La demagogia oportunista me repugna tanto como la obsecuencia servil al imperio. Es una verdad de sentido común que a los gobiernos hay que juzgarlos por lo que hacen y no por lo que dicen. Y la referencia real a lo que hacen hoy está relacionada con lo que propongan respecto del Estado. Si un gobierno sigue creyendo que el Estado es el botín para enriquecer a sus funcionarios o para asegurar clientelas electorales o para designar parientes, punteros y cuanto inútil ande dando vueltas por la tierra (cualquier semejanza con lo sucedido en Santa Fe es pura coincidencia), ese gobierno miente y no es otra cosa que el continuismo de los males que de la boca para afuera se dicen combatir.

Hoy, cada uno de los problemas que se nos presentan a los argentinos tienen que ver con el mal funcionamiento del Estado. Cuando mueren chicos en República Cromagnón, el que falla es el Estado; cuando hay inseguridad y corrupción policial, el que está ausente es el Estado; cuando crece la deserción en el sistema educativo, es porque los vicios están en el Estado; cuando las empresas de servicios abusan, es porque fallan los organismos de control y regulación; cuando los políticos despilfarran recursos y reproducen los peores vicios del sistema, es por la existencia de una legislación que lo permite o por la complicidad de los actores en no aplicarla.

Se dirá que antes que reformar el Estado hay que reformar la economía o reformar el corazón de los hombres. En política, las tareas son siempre simultáneas, pero convengamos que muchas veces la lógica económica es muy difícil de controlar porque suele ser invisible o porque excede los límites nacionales. Pero lo que sí se puede y se debe hacer es asegurar el funcionamiento político del sistema. Una ley justa y un funcionario decidido a cumplirla valen más que muchos discursos y muchos sermones.

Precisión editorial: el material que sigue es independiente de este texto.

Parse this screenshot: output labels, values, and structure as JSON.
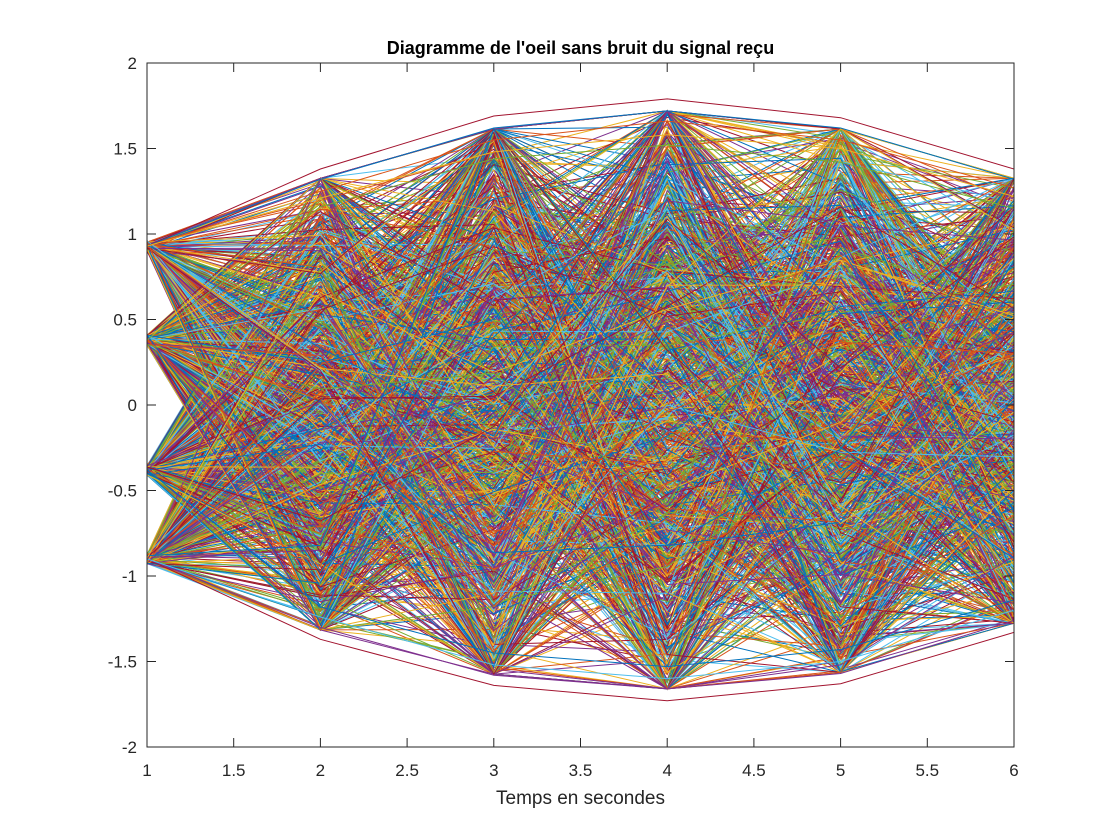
{
  "chart_data": {
    "type": "line",
    "title": "Diagramme de l'oeil sans bruit du signal reçu",
    "xlabel": "Temps en secondes",
    "ylabel": "",
    "xlim": [
      1,
      6
    ],
    "ylim": [
      -2,
      2
    ],
    "xticks": [
      1,
      1.5,
      2,
      2.5,
      3,
      3.5,
      4,
      4.5,
      5,
      5.5,
      6
    ],
    "yticks": [
      -2,
      -1.5,
      -1,
      -0.5,
      0,
      0.5,
      1,
      1.5,
      2
    ],
    "x": [
      1,
      2,
      3,
      4,
      5,
      6
    ],
    "grid": false,
    "legend": "none",
    "start_levels": [
      -0.9,
      -0.38,
      0.38,
      0.93
    ],
    "envelope": {
      "upper": [
        0.97,
        1.38,
        1.68,
        1.79,
        1.68,
        1.38
      ],
      "lower": [
        -0.97,
        -1.37,
        -1.64,
        -1.73,
        -1.63,
        -1.33
      ]
    },
    "series": [
      {
        "values": [
          0.93,
          1.38,
          1.69,
          1.79,
          1.68,
          1.38
        ],
        "color": "#A2142F"
      },
      {
        "values": [
          0.93,
          1.32,
          1.62,
          1.72,
          1.62,
          1.32
        ],
        "color": "#0072BD"
      },
      {
        "values": [
          0.93,
          1.25,
          1.55,
          1.66,
          1.55,
          1.27
        ],
        "color": "#D95319"
      },
      {
        "values": [
          0.93,
          1.21,
          1.48,
          1.58,
          1.5,
          1.22
        ],
        "color": "#EDB120"
      },
      {
        "values": [
          0.38,
          1.16,
          1.44,
          1.52,
          1.42,
          1.15
        ],
        "color": "#77AC30"
      },
      {
        "values": [
          -0.9,
          -1.37,
          -1.64,
          -1.73,
          -1.63,
          -1.33
        ],
        "color": "#A2142F"
      },
      {
        "values": [
          -0.9,
          -1.3,
          -1.58,
          -1.66,
          -1.57,
          -1.26
        ],
        "color": "#7E2F8E"
      },
      {
        "values": [
          -0.9,
          -1.24,
          -1.52,
          -1.6,
          -1.5,
          -1.2
        ],
        "color": "#4DBEEE"
      },
      {
        "values": [
          -0.38,
          -1.18,
          -1.45,
          -1.53,
          -1.43,
          -1.14
        ],
        "color": "#0072BD"
      }
    ],
    "series_colors": [
      "#0072BD",
      "#D95319",
      "#EDB120",
      "#7E2F8E",
      "#77AC30",
      "#4DBEEE",
      "#A2142F"
    ],
    "generated_trace_count": 1400
  }
}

Sin Estado no hay sociedad ni hay mercado, es decir, no hay sociedad y mercado que funcionen con criterios más o menos equilibrados. Entonces, lo que hace falta en la Argentina no es menos política, sino más política. La despolitización es el triunfo de los defensores del actual orden injusto; es la convalidación de los políticos tramposos y corruptos, porque, así como los mercaderes hicieron del templo de oración una cueva de ladrones, los malos políticos han hecho de las instituciones de la República una cueva de ladrones.

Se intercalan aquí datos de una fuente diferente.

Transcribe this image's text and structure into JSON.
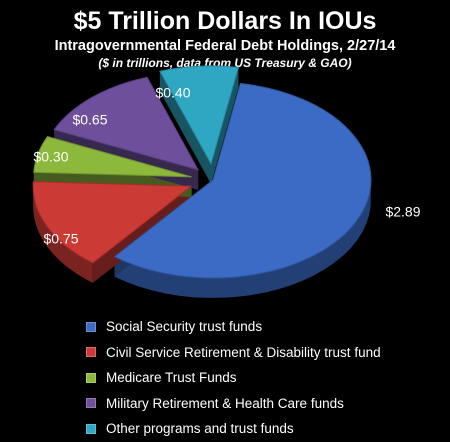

No hay posibilidad de mejorar la calidad de vida de un pueblo sino a través de la acción política, de la acción fecunda e inteligente, como le gustaba decir a Juan B. Justo. La tarea no es sencilla. Los intereses de los grupos económicos que se favorecen con la anomia institucional y la disponibilidad de políticos y funcionarios corruptos, de los que trafican con el hambre y las necesidades de los más débiles, de los que conciben a la política como un camino para enriquecerse, se van a oponer a todo cambio en serio. La gran paradoja de la realidad política consiste en que al cambio efectivo lo deben promover jurídicamente los mismos que hoy se favorecen con el actual orden de cosas.